Todo lo que necesitaba era una pared blanca... un lienzo donde dibujar todo aquello que realmente importaba. Miró al techo y a su izquierda, divisó cuatro grietas sobre una superficie envejecida y plagada de desconchones. No hacía falta mucho para remendar aquel destrozo que el tiempo pasado había causado y eliminar con destreza lo que estorbaba: un bote de masilla, una hoja de lijar y una buena espátula para empezar.
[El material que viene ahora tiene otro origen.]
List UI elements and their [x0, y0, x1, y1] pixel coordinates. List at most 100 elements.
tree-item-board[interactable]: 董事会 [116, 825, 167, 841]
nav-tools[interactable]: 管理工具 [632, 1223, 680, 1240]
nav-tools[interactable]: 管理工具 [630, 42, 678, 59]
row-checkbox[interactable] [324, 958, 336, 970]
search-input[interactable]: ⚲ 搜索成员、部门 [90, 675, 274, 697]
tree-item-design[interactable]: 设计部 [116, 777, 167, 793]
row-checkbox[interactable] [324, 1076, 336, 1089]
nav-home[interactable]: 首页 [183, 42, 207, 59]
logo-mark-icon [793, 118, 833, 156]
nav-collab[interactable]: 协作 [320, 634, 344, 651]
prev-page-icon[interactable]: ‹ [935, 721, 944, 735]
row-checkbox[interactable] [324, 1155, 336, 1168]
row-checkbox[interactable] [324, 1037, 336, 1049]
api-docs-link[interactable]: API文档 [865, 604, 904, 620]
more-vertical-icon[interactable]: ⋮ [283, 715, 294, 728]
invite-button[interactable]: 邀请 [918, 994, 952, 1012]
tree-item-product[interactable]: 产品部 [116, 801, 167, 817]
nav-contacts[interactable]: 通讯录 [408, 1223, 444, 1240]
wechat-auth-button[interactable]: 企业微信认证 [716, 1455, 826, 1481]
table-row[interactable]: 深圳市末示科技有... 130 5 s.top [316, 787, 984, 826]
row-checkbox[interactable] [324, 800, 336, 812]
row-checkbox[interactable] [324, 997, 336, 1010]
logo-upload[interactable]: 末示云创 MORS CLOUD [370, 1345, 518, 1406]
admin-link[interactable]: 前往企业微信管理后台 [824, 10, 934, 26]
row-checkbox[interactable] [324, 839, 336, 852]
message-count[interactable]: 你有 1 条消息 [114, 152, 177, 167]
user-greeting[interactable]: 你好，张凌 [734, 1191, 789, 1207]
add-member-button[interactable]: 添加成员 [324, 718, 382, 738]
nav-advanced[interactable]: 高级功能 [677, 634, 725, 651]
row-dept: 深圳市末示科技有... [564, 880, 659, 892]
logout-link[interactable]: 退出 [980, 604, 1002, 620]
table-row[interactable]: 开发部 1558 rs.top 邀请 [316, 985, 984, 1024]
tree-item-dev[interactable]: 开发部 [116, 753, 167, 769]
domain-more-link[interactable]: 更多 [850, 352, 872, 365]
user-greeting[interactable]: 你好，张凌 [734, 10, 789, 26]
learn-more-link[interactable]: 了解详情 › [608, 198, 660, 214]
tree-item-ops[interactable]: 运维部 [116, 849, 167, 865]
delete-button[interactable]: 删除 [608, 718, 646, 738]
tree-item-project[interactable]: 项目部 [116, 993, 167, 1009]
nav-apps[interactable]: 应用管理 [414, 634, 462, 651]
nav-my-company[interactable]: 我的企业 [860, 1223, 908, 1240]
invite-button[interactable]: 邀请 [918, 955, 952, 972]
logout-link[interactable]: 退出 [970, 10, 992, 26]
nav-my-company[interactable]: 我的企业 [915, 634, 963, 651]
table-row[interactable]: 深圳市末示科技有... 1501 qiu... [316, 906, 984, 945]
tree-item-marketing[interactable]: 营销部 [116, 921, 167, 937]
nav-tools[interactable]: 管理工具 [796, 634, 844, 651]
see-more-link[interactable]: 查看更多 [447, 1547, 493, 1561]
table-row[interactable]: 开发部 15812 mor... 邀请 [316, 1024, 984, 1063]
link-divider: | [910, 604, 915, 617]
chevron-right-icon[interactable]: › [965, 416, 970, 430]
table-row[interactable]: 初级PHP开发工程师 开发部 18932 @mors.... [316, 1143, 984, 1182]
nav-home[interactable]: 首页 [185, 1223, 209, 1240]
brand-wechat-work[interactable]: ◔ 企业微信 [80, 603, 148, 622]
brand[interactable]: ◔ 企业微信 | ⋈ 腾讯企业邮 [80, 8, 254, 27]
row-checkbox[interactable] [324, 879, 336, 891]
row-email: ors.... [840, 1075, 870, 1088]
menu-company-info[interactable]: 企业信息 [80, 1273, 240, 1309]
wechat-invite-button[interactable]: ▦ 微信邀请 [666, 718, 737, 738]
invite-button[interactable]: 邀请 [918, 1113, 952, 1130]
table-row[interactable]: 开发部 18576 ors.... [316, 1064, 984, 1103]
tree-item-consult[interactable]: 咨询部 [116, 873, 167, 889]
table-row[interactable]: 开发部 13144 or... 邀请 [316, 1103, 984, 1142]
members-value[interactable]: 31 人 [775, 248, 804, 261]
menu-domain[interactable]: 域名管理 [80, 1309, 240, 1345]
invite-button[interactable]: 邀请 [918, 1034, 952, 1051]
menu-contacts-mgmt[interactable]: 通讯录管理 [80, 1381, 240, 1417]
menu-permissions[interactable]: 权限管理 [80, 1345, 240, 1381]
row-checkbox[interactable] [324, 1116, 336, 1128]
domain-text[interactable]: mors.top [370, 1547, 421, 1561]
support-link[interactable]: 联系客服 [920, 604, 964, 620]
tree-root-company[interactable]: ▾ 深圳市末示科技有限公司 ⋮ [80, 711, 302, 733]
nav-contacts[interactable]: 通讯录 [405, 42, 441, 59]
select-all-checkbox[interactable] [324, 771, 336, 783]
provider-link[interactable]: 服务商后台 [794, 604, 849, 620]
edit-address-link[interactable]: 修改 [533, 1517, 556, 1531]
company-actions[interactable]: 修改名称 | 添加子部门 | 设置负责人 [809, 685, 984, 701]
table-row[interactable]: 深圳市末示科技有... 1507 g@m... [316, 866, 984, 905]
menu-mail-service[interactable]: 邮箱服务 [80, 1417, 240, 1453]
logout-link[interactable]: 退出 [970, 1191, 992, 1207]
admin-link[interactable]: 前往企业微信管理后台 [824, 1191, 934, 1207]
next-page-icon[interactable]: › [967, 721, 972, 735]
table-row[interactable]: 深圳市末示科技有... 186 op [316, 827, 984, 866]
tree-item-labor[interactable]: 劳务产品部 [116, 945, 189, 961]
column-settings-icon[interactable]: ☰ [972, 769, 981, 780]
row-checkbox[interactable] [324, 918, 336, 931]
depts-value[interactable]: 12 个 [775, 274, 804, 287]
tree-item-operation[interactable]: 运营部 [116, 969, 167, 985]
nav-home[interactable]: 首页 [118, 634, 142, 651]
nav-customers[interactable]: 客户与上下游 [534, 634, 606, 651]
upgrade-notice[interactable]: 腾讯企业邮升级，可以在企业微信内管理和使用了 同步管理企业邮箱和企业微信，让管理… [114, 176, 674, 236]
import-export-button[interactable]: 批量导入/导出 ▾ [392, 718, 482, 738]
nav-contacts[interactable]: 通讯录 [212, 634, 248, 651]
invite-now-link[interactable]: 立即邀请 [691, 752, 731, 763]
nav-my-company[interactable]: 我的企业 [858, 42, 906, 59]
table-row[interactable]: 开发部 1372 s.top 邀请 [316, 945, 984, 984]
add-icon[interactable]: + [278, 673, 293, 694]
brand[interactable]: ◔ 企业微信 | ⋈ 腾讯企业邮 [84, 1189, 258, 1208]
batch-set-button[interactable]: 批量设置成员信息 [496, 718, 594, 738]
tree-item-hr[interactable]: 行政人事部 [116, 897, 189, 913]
Luego buscaría los colores... verdes, rojos, azules, amarillos, muchos colores... No tenía ni idea de cuál sería el resultado final después de vestirla de nada y hacer uso de los pinceles adecuados; tal vez sólo un garabato con pretensiones de graffiti improvisado o quizás un precioso paisaje que le hiciera transportarse más allá de aquél muro que ahora pretendía convertir en simple pared. Poseía las herramientas necesarias que utilizaría a modo de poderosas armas y un poco de energía guardada en un bolsillo. Respiró tres veces y se puso manos a la obra... éste que se le avecinaba iba a ser un duro trabajo, aunque no más difícil que cualquier otro anterior. Los cimientos estaban bien arraigados y aún resistían.


«Ayer entré en el hueco donde estás con una escabadora
para echarte de mi mundo y encerrarte donde no te pueda ver»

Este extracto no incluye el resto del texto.